Die Siegerinnen und Sieger von Taten statt Worte mit Ministerin Juliane Bogner-Strauß, Landesrätin Barbara Eibinger-Miedl, WK-Präsident Josef Herk und Taten statt Worte-Initiatorin Ridi Steibl. © Fischer
Die Siegerinnen und Sieger von Taten statt Worte mit Ministerin Juliane Bogner-Strauß, Landesrätin Barbara Eibinger-Miedl, WK-Präsident Josef Herk und Taten statt Worte-Initiatorin Ridi Steibl.
© Fischer

Graz, 1. Februar 2018 - 41 steirische Betriebe haben 2017 zum Wettbewerb „Familienfreundlichste Betriebe" eingereicht und damit signalisiert haben, dass es um mehr geht, als um Chancengleichheit am Arbeitsplatz. In Zukunft wird es ein ganz entscheidender Wettbewerbsvorteil ein, wie es  Unternehmen gelingt, ihren Mitarbeiterinnen und Mitarbeitern Arbeitsbedingungen zu bieten, die nicht nur ökonomisch zweckmässig sind, sondern die auch gesellschaftspolitischen Notwendigkeiten folgen.
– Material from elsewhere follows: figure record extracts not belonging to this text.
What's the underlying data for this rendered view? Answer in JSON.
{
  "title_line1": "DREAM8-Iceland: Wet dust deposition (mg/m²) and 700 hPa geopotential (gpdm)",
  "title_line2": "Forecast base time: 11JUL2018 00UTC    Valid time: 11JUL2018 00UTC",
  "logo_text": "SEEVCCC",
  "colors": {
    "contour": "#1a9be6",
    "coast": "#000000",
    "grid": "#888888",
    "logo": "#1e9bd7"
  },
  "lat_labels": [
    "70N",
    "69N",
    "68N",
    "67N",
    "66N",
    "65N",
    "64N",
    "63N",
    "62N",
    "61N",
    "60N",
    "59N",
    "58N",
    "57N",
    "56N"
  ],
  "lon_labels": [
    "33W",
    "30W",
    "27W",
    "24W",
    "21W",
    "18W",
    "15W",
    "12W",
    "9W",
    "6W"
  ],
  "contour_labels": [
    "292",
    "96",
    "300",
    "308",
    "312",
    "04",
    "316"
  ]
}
In 5 Kategorien wurden die SiegerInnen von Juliane Bogner-Strauß, Bundesministerin für Frauen, Familien und Jugend, Landesrätin Barbara Eibinger-Miedl, WKO-Präsident Josef Herk und Ridi Steibl, Taten-statt-Worte-Initiatorin, mit Urkunden, Trophäen und Bildungsschecks ausgezeichnet.

Dass Familienfreundlichkeit der Steiermark kein Lippenbekenntnis ist, sondern gelebte Realität, das bewies die Siegerin in der Kategorie „Mittelbetriebe": Anita Marianne Hubmann, Chefin von Hubmann Bau in Gössendorf, kam mit ihrer neumonatigen Tochter zur Siegerehrung.

So wurde bilanziert

Steibl hat mit der Gründung der Initiative „Taten statt Worte"  schon vor 25 Jahren Zeichen gesetzt: „Damals wurde ich allerdings müde belächelt, weil ich mich für die Gleichbehandlung von Männern und Frauen im Job eingesetzt habe. Heute ist die Gleichstellung ein Muss in der Unternehmenskultur, um qualifizierte Mitarbeiter zu rekrutieren bzw. zu halten. "
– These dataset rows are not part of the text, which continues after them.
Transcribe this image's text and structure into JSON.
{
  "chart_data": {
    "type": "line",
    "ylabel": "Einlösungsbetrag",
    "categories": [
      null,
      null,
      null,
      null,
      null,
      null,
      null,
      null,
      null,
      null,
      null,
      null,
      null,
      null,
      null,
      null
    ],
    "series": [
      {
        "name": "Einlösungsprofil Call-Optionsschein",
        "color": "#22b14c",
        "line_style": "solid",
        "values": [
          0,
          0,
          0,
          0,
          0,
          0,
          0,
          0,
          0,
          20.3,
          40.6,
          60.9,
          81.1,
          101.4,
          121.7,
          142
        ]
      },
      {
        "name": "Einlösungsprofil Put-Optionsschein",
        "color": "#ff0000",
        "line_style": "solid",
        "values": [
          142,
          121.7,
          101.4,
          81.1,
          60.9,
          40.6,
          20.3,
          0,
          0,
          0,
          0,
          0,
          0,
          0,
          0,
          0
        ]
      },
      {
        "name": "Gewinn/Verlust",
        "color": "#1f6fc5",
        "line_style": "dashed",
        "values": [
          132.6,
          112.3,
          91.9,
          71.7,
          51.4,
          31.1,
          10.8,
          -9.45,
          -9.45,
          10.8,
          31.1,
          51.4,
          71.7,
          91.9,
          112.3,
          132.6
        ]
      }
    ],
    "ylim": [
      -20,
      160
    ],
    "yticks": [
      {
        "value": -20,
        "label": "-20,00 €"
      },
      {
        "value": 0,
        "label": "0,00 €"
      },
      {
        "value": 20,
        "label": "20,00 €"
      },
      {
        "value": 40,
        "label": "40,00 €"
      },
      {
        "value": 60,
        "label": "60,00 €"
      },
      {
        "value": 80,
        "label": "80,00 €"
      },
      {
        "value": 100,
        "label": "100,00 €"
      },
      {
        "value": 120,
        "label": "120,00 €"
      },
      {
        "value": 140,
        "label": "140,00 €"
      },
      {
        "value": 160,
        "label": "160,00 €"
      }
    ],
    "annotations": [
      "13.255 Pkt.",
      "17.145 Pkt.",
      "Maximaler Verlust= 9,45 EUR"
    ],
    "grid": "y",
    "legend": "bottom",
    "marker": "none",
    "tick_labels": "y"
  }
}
Bogner-Strauß zeigte sich von den vielen Initiativen zum Thema Familienfreundlichkeit in der Steiermark begeistert und sprach sich als dreifache Mutter dafür aus, "die Kinderbetreuung generell und vor allem viel flexibler auszubauen."
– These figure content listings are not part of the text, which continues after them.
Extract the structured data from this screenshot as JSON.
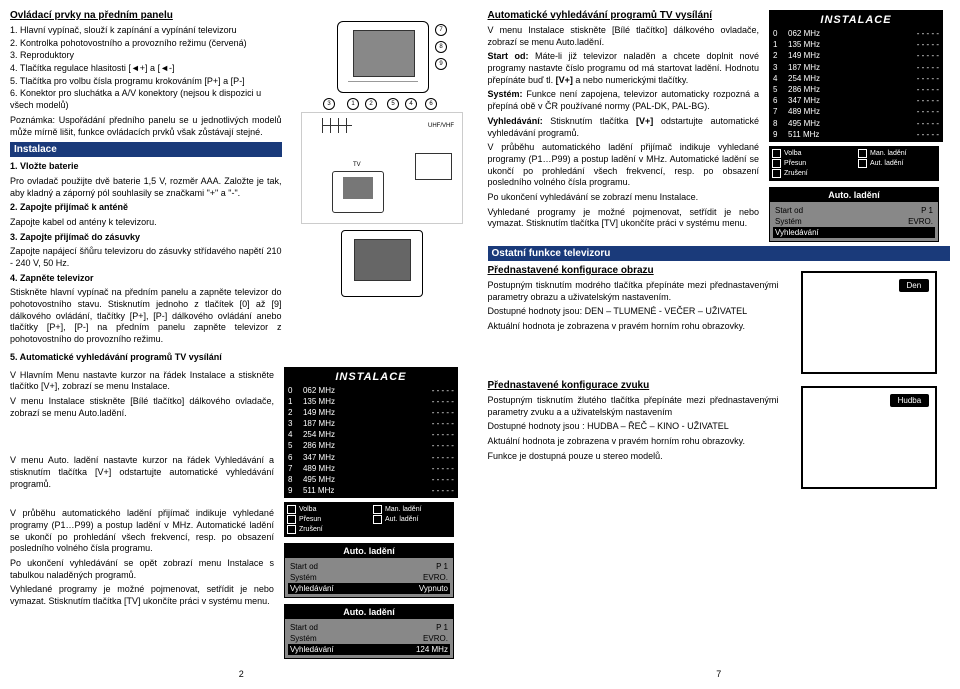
{
  "col1": {
    "title": "Ovládací prvky na předním panelu",
    "items": [
      "1. Hlavní vypínač, slouží k zapínání a vypínání televizoru",
      "2. Kontrolka pohotovostního a provozního režimu (červená)",
      "3. Reproduktory",
      "4. Tlačítka regulace hlasitosti [◄+] a [◄-]",
      "5. Tlačítka pro volbu čísla programu krokováním [P+] a [P-]",
      "6. Konektor pro sluchátka a A/V konektory (nejsou k dispozici u všech modelů)"
    ],
    "note": "Poznámka: Uspořádání předního panelu se u jednotlivých modelů může mírně lišit, funkce ovládacích prvků však zůstávají stejné.",
    "instalace_header": "Instalace",
    "steps": {
      "s1_title": "1. Vložte baterie",
      "s1_text": "Pro ovladač použijte dvě baterie 1,5 V, rozměr AAA. Založte je tak, aby kladný a záporný pól souhlasily se značkami \"+\" a \"-\".",
      "s2_title": "2. Zapojte přijímač k anténě",
      "s2_text": "Zapojte kabel od antény k televizoru.",
      "s3_title": "3. Zapojte přijímač do zásuvky",
      "s3_text": "Zapojte napájecí šňůru televizoru do zásuvky střídavého napětí 210 - 240 V, 50 Hz.",
      "s4_title": "4. Zapněte televizor",
      "s4_text": "Stiskněte hlavní vypínač na předním panelu a zapněte televizor do pohotovostního stavu. Stisknutím jednoho z tlačítek [0] až [9] dálkového ovládání, tlačítky [P+], [P-] dálkového ovládání anebo tlačítky [P+], [P-] na předním panelu zapněte televizor z pohotovostního do provozního režimu.",
      "s5_title": "5. Automatické vyhledávání programů TV vysílání",
      "s5_text1": "V Hlavním Menu nastavte kurzor na řádek Instalace a stiskněte tlačítko [V+], zobrazí se menu Instalace.",
      "s5_text2": "V menu Instalace stiskněte [Bílé tlačítko] dálkového ovladače, zobrazí se menu Auto.ladění."
    },
    "lower1": "V menu Auto. ladění nastavte kurzor na řádek Vyhledávání a stisknutím tlačítka [V+] odstartujte automatické vyhledávání programů.",
    "lower2": "V průběhu automatického ladění přijímač indikuje vyhledané programy (P1…P99) a postup ladění v MHz. Automatické ladění se ukončí po prohledání všech frekvencí, resp. po obsazení posledního volného čísla programu.",
    "lower3": "Po ukončení vyhledávání se opět zobrazí menu Instalace s tabulkou naladěných programů.",
    "lower4": "Vyhledané programy je možné pojmenovat, setřídit je nebo vymazat. Stisknutím tlačítka [TV] ukončíte práci v systému menu.",
    "instalace_panel_header": "INSTALACE",
    "instalace_rows": [
      [
        "0",
        "062 MHz",
        "- - - - -"
      ],
      [
        "1",
        "135 MHz",
        "- - - - -"
      ],
      [
        "2",
        "149 MHz",
        "- - - - -"
      ],
      [
        "3",
        "187 MHz",
        "- - - - -"
      ],
      [
        "4",
        "254 MHz",
        "- - - - -"
      ],
      [
        "5",
        "286 MHz",
        "- - - - -"
      ],
      [
        "6",
        "347 MHz",
        "- - - - -"
      ],
      [
        "7",
        "489 MHz",
        "- - - - -"
      ],
      [
        "8",
        "495 MHz",
        "- - - - -"
      ],
      [
        "9",
        "511 MHz",
        "- - - - -"
      ]
    ],
    "legend": [
      [
        "Volba",
        "Man. ladění"
      ],
      [
        "Přesun",
        "Aut. ladění"
      ],
      [
        "Zrušení",
        ""
      ]
    ],
    "auto1_header": "Auto. ladění",
    "auto1_rows": [
      [
        "Start od",
        "P 1"
      ],
      [
        "Systém",
        "EVRO."
      ]
    ],
    "auto1_black": [
      "Vyhledávání",
      "Vypnuto"
    ],
    "auto2_header": "Auto. ladění",
    "auto2_rows": [
      [
        "Start od",
        "P 1"
      ],
      [
        "Systém",
        "EVRO."
      ]
    ],
    "auto2_black": [
      "Vyhledávání",
      "124 MHz"
    ],
    "page": "2"
  },
  "col2": {
    "title": "Automatické vyhledávání programů TV vysílání",
    "p1": "V menu Instalace stiskněte [Bílé tlačítko] dálkového ovladače, zobrazí se menu Auto.ladění.",
    "p2": "Start od: Máte-li již televizor naladěn a chcete doplnit nové programy nastavte číslo programu od má startovat ladění. Hodnotu přepínáte buď tl. [V+] a nebo numerickými tlačítky.",
    "p3": "Systém: Funkce není zapojena, televizor automaticky rozpozná a přepíná obě v ČR používané normy (PAL-DK, PAL-BG).",
    "p4": "Vyhledávání: Stisknutím tlačítka [V+] odstartujte automatické vyhledávání programů.",
    "p5": "V průběhu automatického ladění přijímač indikuje vyhledané programy (P1…P99) a postup ladění v MHz. Automatické ladění se ukončí po prohledání všech frekvencí, resp. po obsazení posledního volného čísla programu.",
    "p6": "Po ukončení vyhledávání se zobrazí menu Instalace.",
    "p7": "Vyhledané programy je možné pojmenovat, setřídit je nebo vymazat. Stisknutím tlačítka [TV] ukončíte práci v systému menu.",
    "header2": "Ostatní funkce televizoru",
    "sub1": "Přednastavené konfigurace obrazu",
    "sub1_p1": "Postupným tisknutím modrého tlačítka přepínáte mezi přednastavenými parametry obrazu a uživatelským nastavením.",
    "sub1_p2": "Dostupné hodnoty jsou: DEN – TLUMENÉ - VEČER – UŽIVATEL",
    "sub1_p3": "Aktuální hodnota je zobrazena v pravém horním rohu obrazovky.",
    "sub2": "Přednastavené konfigurace zvuku",
    "sub2_p1": "Postupným tisknutím žlutého tlačítka přepínáte mezi přednastavenými parametry zvuku a a uživatelským nastavením",
    "sub2_p2": "Dostupné hodnoty jsou : HUDBA – ŘEČ – KINO - UŽIVATEL",
    "sub2_p3": "Aktuální hodnota je zobrazena v pravém horním rohu obrazovky.",
    "sub2_p4": "Funkce je dostupná pouze u stereo modelů.",
    "instalace_panel_header": "INSTALACE",
    "instalace_rows": [
      [
        "0",
        "062 MHz",
        "- - - - -"
      ],
      [
        "1",
        "135 MHz",
        "- - - - -"
      ],
      [
        "2",
        "149 MHz",
        "- - - - -"
      ],
      [
        "3",
        "187 MHz",
        "- - - - -"
      ],
      [
        "4",
        "254 MHz",
        "- - - - -"
      ],
      [
        "5",
        "286 MHz",
        "- - - - -"
      ],
      [
        "6",
        "347 MHz",
        "- - - - -"
      ],
      [
        "7",
        "489 MHz",
        "- - - - -"
      ],
      [
        "8",
        "495 MHz",
        "- - - - -"
      ],
      [
        "9",
        "511 MHz",
        "- - - - -"
      ]
    ],
    "legend": [
      [
        "Volba",
        "Man. ladění"
      ],
      [
        "Přesun",
        "Aut. ladění"
      ],
      [
        "Zrušení",
        ""
      ]
    ],
    "auto_header": "Auto. ladění",
    "auto_rows": [
      [
        "Start od",
        "P 1"
      ],
      [
        "Systém",
        "EVRO."
      ]
    ],
    "auto_black": [
      "Vyhledávání",
      ""
    ],
    "btn_den": "Den",
    "btn_hudba": "Hudba",
    "page": "7"
  }
}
Eibinger-Miedl, die sich seit vielen Jahre für die Vereinbarkeit von Job und  Familie in der Steiermark stark macht, ließ mit einem neuen Projekt aufhorchen: „Es ist mir ganz persönlich ein Anliegen, die Chancengleichheit auch seitens des Wirtschaftsressorts zu forcieren. Wir haben daher ein Maßnahmenpaket erarbeiten lassen, das Unternehmen bei der Umsetzung unterstützen soll."

Herk brachte die vielen Initiativen der 41 Betriebe knapp und sehr präzise auf den Punkt: „WE are FAMILY".